Last updated on March 27th, 2014 at 02:41 pm
Chamath Palihapitiya, a venture capitalist and former executive at Facebook, has shared his views on the future of bitcoin. He is one of the digital currency’s top investors, owning the equivalent of $5 million USD in October, according to TechCrunch.
He spoke to Bloomberg BusinessWeek senior writer Brad Stone at CoinSummit San Francisco on March 26.
When Stone asked Palihapitiya to update the audience about his latest investments, he said that he stayed optimistic on bitcoin, asserting his belief that “everyone in the world should have 1% of their assets in bitcoin.”
He dismissed all other cryptocurrencies by stressing that his preceding statement applied to only bitcoin, not other altcoins. He also said that the Internal Revenue Service (IRS) regulations issued on March 25 was actually beneficial to the bitcoin ecosystem and the general public as a whole, because it provided much-needed guidance.
“For anyone who thinks this is a bad thing, it’s actually a really good thing. There has been tax policy that has been exploited by rich people for years that have allowed us to wash taxes on anything we own,” said Palihapitiya.
Palihapitiya said that Mt.Gox and other bitcoin companies’ plights are “awesome for bitcoin.”
“We’ve got to flush out all the has-beens and also-rans. There’s a bunch of amateur hour bullshit in the bitcoin ecosystem. They will get replaced by a more systematic approach to problem-solving, the right checks and balances, the right regulatory participation,” he said.
”The fact that the price stabilized after is even more important, because it shows the growing maturity of the bitcoin market,” Palihapitiya added.
Palihapitiya emphasized that it was essential for bitcoin users to be open-minded.
“All of the folks that want to have a libertarian bent or some other political agenda and strap it in on top of bitcoin – it’s really bad for us. You need to replace them with people who have a technological motive or a financial motive,” he said.
Palihapitiya clarified that this was a significant point to him.

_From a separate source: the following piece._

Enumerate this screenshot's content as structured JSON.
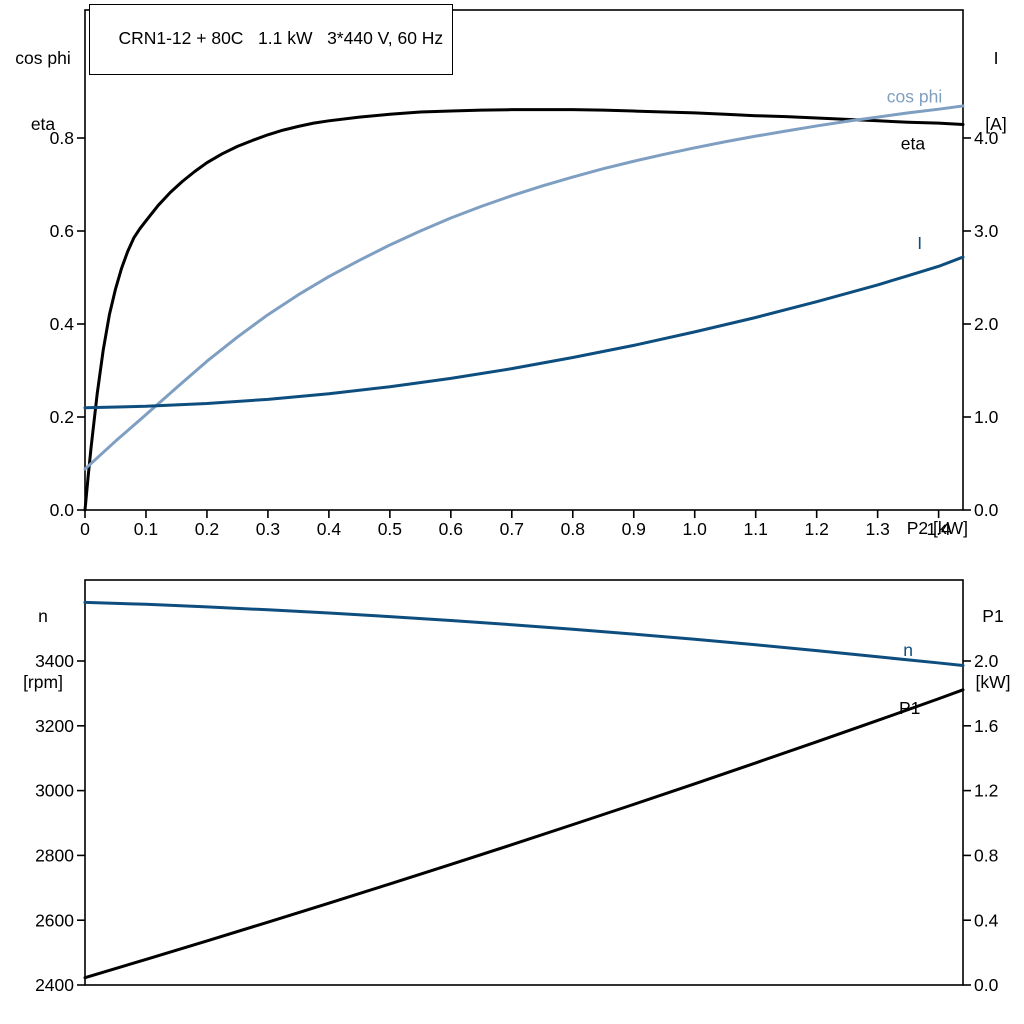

When asked about his biggest doubts as an investor in the digital currency, he answered, “We need to divorce ourselves from all the political rhetoric. I don’t think this is meant to be a mechanism to evade taxes, a mechanism to push back on government structure. If we can drop the ego-driven part of wanting to thumb our nose at the establishment, then what we’re left with is actually a Trojan horse that replaces the establishment. And that’s good enough.”
Bitcoin’s use for illegal transactions, like on the now-defunct Silk Road marketplace, is not what he is worried about.
Palihapitiya said that in the future, bitcoin will not be affected by criminals or terroists. He elaborated on that saying bitcoin will likely get to a point where the addresses are linked to real identities. He explained that this could simplify bitcoin, making it more likely to enter mainstream usage.